This week I was doing some physics fiddling. Even early on in a game prototype, when I should be throwing everything at the wall, I tend to hold back. I’m always looking for that one thing that I implement that will push the entire flaming mess over the edge and reduce the framerate to Muybridge reference book. Of course, whatever that one thing was, it would be absolutely integral to the game and I would have to rebuild the entire structure from scratch just to work around it.
That never actually happens. It turns out that even the tiny computers in phones and tablets are ridiculously powerful, and it would take some truly thoughtless design to stop them from running most game prototypes. At one point I had it so that the game would get stuck in a loop and infinitely spawn physics objects that would collide with other physics objects triggering the spawning of even more physics objects. I left this mess running on my phone for several minutes. Eventually the game was drawing one frame every few seconds, but it never crashed. Most of the screen was filled with barely moving spheres, several hundred thousand pixel shaded polygons all told, each object with it’s own calculated physical reaction to the objects around it. I had made little to no attempt to optimise anything in the game, and still it kept on running.
I used to test out new video cards by creating an array of duplicate primitive objects, cubes, spheres, or cones, in Maya. Early GeForce cards and Pentium2 processors could deal with a few hundred. The last time I tried that particular benchmark the fan on my Graphics card spun up, but the screen was filled with a 3D grid of objects that looked like a scifi novel cover. Cones as far as you could see in any direction. I haven’t tried it, but I suspect that my phone would perform pretty well in such a test.
There is a reason why the digital special effects in Jurassic Park and Terminator 2 don’t look like “bad cg”. A lot of people, casual moviegoers and filmmakers alike, tend to say that it is due to the mix of practical, in camera effects, and computer generated effects. The real world puppets, makeup, and motion controlled models cover for the CG, because CG is always bad. This is, of course, completely wrong. These movies were made in the early days of digital effects. No one really knew what would work on film. Could a completely digital T-Rex command the same presence on screen as a real physical object would. Absolutely no one had an answer for that question, so the best course of action was to use the bleeding edge of technology as sparingly as possible. You could always cut around it if it didn’t work out.

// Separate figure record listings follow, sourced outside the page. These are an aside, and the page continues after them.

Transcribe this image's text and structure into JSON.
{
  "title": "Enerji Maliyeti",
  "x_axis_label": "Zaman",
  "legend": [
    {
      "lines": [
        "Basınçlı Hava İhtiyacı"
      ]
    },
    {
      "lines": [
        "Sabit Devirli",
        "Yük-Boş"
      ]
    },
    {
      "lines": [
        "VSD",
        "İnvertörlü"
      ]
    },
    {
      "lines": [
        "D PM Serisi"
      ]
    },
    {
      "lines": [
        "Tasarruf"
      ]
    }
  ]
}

These new visual effects technologies were pushed only far enough to achieve the required effect on screen, and no more. Leaning on the liquid metal effect in Terminator 2 would mean that there would be no way to drop scenes that didn’t work. The end goal of the effects in T2 was the visceral feeling of battling an opponent without substance, it was never meant to be a catch all solution for every special effects need. The new film Mad Max Fury Road is applauded for it’s use of practical effects over digital ones. Barely a frame of that movie goes by without some digital manipulation. The color in every shot is bent so hard it could have been filmed in black and white and tones painted in after the fact. The effects never draw that much attention to themselves, because they are only used to achieve a certain feeling, they are not the content of the scene.

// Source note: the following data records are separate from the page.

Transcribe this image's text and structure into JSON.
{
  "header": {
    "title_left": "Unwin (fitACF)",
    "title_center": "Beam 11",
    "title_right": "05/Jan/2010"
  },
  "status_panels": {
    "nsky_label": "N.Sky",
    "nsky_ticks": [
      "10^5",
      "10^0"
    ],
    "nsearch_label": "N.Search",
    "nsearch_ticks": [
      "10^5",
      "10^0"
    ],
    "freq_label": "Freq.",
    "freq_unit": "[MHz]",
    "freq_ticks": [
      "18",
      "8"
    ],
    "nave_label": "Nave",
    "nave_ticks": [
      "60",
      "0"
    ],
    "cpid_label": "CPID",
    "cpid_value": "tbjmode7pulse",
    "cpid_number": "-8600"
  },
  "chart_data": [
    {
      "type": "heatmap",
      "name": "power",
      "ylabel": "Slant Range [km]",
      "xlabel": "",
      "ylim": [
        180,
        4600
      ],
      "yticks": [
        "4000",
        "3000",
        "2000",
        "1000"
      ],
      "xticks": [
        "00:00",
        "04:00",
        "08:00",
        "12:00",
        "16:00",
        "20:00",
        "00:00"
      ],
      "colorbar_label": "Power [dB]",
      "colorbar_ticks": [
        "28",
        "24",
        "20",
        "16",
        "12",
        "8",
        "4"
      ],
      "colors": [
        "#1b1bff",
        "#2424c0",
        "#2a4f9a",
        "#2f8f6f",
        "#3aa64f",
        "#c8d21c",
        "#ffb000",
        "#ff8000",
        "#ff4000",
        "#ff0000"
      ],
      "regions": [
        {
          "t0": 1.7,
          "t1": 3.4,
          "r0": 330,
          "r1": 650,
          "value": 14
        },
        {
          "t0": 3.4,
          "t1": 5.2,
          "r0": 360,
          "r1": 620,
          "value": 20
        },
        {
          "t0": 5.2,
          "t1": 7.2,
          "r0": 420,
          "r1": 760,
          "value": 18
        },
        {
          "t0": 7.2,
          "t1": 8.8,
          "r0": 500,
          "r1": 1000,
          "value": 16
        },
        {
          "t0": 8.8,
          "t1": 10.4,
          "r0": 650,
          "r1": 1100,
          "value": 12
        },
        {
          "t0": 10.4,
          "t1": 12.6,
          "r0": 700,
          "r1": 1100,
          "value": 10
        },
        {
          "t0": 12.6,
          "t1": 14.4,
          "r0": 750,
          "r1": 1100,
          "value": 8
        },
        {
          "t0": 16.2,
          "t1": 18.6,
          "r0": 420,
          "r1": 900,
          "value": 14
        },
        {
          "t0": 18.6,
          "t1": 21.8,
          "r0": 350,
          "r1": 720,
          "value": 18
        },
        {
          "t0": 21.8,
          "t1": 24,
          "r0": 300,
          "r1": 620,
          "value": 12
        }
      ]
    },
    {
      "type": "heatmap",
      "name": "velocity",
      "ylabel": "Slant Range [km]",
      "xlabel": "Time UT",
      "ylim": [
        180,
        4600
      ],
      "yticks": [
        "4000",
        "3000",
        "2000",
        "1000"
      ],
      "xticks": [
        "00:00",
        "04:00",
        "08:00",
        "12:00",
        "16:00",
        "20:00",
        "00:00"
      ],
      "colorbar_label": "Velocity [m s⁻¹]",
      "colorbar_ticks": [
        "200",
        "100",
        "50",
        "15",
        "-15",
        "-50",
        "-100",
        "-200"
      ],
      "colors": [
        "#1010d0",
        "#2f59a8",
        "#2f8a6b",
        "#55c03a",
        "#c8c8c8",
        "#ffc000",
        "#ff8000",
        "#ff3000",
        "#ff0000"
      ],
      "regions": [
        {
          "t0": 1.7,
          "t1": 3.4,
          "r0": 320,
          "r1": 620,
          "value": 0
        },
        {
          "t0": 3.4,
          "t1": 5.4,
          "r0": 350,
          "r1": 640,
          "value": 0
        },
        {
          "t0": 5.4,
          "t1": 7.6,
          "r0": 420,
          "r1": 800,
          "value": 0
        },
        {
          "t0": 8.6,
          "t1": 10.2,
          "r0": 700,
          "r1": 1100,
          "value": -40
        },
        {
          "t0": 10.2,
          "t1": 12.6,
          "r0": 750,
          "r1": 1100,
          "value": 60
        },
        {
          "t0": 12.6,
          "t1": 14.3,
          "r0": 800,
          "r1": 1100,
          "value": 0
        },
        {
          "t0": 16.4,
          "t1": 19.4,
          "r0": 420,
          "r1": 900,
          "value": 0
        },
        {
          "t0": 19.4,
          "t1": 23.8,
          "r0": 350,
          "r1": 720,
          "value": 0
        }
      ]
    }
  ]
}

With the staggering amount of processing power available to modern video games, it might seem possible to just turn on pretty shaders and dynamic physics and have that be your game. This is where, maybe some restraint is in order. If an processor intensive task is actually creating the feeling you want your players to be feeling it might be worth pursuing. If it’s not, but the technology is letting you get away with extras, it might be better to simply cut that effect and work around it.